The launches took place from the North’s South Hwanghae Province into the waters lying to the country’s east early on Tuesday, South Korea's Joint Chiefs of Staff was cited by Reuters as saying.
Pyongyang has undertaken several such measures since June 30, when Donald Trump made an unannounced visit to the North, met with its leader Kim Jong-Un, and became the first American president to take several steps beyond the Demilitarization Zone into the country.
The visit marked the third time the two were meeting following two unsuccessful talks aimed at Pyongyang’s potential denuclearization that started off last year at Washington’s initiative.
A North Korean Foreign Ministry spokesman said in a statement released through state news agency KCNA that the most recent launches had been triggered by arrival of new US-made F-35A stealth warplanes in South Korea, the visit of an American nuclear-powered submarine to a South Korean port, and US tests of ballistic missiles, among other things.
Such activities have forced the North to continue its own weapons development, the source added, noting Pyongyang "will be compelled to seek a new road as we have already indicated" if South Korea and the United States continue with their hostile military moves,.
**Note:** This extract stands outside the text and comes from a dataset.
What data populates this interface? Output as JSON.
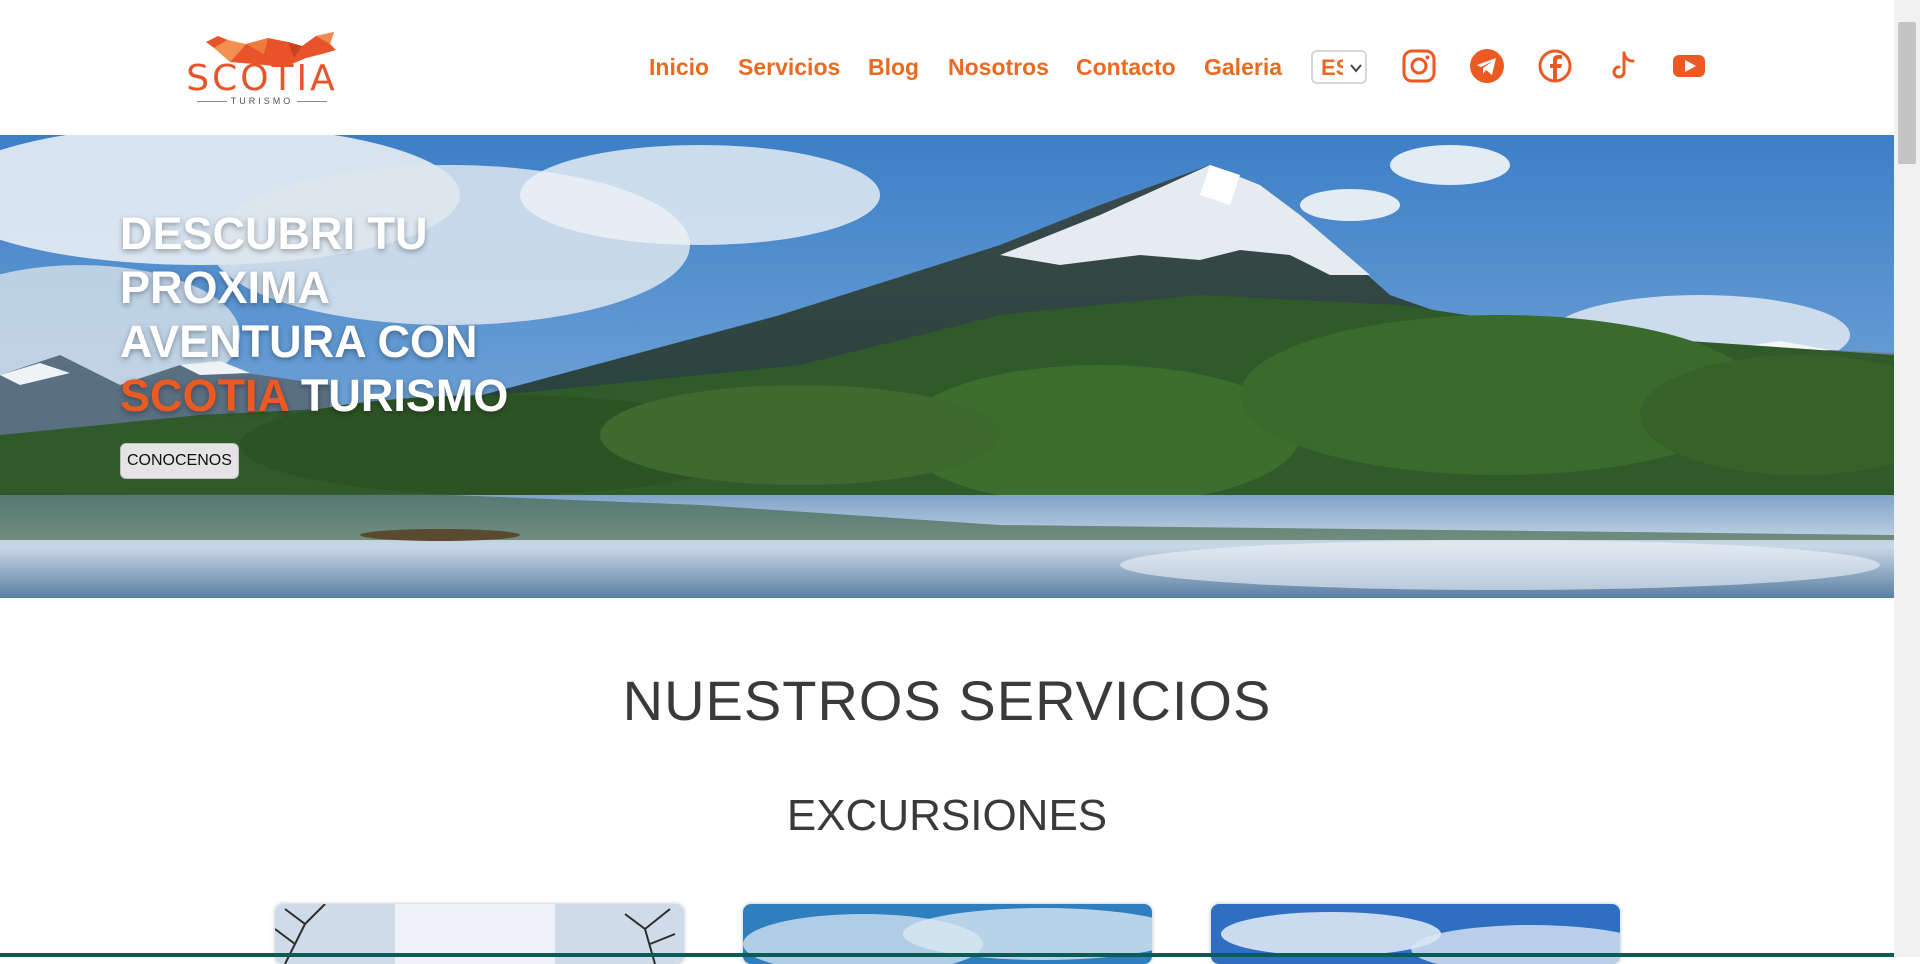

"The US and South Korean authorities remain outwardly talkative about dialog," the spokesman said. "But when they sit back, they sharpen a sword to do us harm."
Trump has played down Pyongyang’s recent tests by saying they had not broken any agreement he had with Kim. Observers, however, say the North’s acts of military adventurism that have come since Trump and Kim’s last visit are meant to make Washington engage more deeply with Pyongyang and give more concessions.